Rosenstock began post-graduate training at the University of Washington, completing her residency in 1980. She continued on at the university as a chief resident in primary care internal medicine. She was a Robert Wood Johnson Clinical Scholar from 1980 to 1982. In 1993, Rosenstock attained the rank of full professor in the Department of Medicine at the University of Washington, and professor in the Department of Environmental Health in the School of Public Health and Community Medicine. Over this time, she published numerous articles and three books. From 1993 to 1994, Rosenstock chaired the United Auto Workers/General Motors Occupational Health Advisory Board.

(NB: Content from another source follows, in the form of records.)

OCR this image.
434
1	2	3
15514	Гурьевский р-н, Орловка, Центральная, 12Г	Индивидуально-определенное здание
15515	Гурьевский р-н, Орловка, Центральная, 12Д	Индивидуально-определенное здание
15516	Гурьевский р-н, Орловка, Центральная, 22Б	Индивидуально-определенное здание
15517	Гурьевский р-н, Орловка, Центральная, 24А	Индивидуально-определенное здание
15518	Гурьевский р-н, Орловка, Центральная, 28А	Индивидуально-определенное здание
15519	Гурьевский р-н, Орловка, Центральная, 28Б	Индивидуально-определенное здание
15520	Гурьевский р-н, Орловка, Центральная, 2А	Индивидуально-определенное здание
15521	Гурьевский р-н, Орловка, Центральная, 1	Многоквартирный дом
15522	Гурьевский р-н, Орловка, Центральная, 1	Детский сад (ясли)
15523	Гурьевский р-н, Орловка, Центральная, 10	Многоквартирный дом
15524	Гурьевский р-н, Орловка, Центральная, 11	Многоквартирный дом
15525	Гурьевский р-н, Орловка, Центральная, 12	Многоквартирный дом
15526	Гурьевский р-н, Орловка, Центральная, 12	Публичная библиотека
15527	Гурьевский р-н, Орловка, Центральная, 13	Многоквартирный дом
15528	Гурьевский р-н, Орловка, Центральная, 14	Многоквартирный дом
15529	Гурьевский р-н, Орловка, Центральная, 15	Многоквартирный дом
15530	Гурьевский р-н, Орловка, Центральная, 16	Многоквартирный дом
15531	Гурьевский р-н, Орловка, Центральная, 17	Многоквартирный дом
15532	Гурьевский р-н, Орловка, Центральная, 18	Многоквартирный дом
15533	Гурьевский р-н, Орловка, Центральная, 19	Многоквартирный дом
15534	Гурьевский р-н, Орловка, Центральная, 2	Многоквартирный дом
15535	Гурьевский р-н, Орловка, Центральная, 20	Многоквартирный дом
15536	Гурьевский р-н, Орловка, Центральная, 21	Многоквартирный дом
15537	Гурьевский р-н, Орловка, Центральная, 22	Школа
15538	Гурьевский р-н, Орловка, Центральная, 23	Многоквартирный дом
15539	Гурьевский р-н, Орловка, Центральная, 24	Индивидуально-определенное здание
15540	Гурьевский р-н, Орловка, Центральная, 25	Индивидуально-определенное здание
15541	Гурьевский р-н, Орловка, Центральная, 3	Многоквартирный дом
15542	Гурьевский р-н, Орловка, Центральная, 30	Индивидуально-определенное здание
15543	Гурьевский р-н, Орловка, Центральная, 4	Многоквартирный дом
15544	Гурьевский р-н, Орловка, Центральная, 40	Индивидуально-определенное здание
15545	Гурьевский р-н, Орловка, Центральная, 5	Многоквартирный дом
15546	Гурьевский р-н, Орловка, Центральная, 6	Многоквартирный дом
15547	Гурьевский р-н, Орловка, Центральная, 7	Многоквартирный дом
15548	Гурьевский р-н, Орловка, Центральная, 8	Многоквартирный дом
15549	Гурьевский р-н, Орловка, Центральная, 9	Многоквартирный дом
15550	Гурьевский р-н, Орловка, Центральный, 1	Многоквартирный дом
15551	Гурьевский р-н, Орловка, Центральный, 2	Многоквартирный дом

==Director of National Institute for Occupational Safety and Health==
In 1994 Dr. Rosenstock was named director of the National Institute for Occupational Safety and Health (NIOSH) in Washington, D.C. She led a staff of 1,500 at the only federal agency with a mandate to undertake research and prevention activities in occupational safety and health. However, after only six months in the position, Rosenstock was threatened with the dissolution of the Institute. The 104th Congress attempted to dismantle NIOSH in 1995, though it was ultimately unsuccessful. Following this threat, NIOSH's responsibilities, staff, and budget grew.

===NORA===
As director of NIOSH, Rosenstock was instrumental in creating the National Occupational Research Agenda, a framework for guiding occupational safety and health research. She led this effort, which involved hundreds of external partners, to identify pressing workplace health risks and to collaborate among the partners to address them. During Rosenstock's tenure, NIOSH acquired the health and safety functions of the former Bureau of Mines and its staff of 400 in the Pittsburgh and Spokane research centers. Rosenstock emphasized practical recommendations, including new NIOSH respirator testing and certification requirements and the use of engineering controls in industry.

===Awards===
For her work at NIOSH, Rosenstock received the Presidential Distinguished Executive Rank Award, the government's highest executive service award. Additionally, the Institute's successes were honored by Vice President Gore with a Hammer Award for excellence in reinventing government. Rosenstock was awarded the Alice Hamilton Award by the American Industrial Hygiene Association in 1999.

==Dean of UCLA School of Public Health==
In 2000, Rosenstock accepted the position of dean of the School of Public Health at the University of California, Los Angeles. In a press release, she stated "While I am excited about this new opportunity, it is difficult to leave NIOSH and all that we have accomplished over the last six years. I sincerely believe that working people are better off because of NIOSH's research and prevention activities. I am confident that the hard work and dedication to the field of occupational safety and health will continue long after I have left the Institute."

As dean, Rosenstock oversees 700 graduate students and more than 180 faculty members. She holds appointments as Professor of Medicine and Environmental Health Sciences.

==Other work==
Rosenstock has been active internationally in teaching and research in occupational health and has served as an advisor to the World Health Organization. This included health effects studies in Latin America. She is an Honorary Fellow of the Royal College of Physicians and a member of the Society of Medical Administrators and the National Academy of Sciences' Institute of Medicine. As a member of the National Academy of Sciences' Institute of Medicine (IOM), Rosenstock sits on the Board on Health Sciences Policy, and in 2003 she co-chaired the IOM committee addressing public health workforce needs.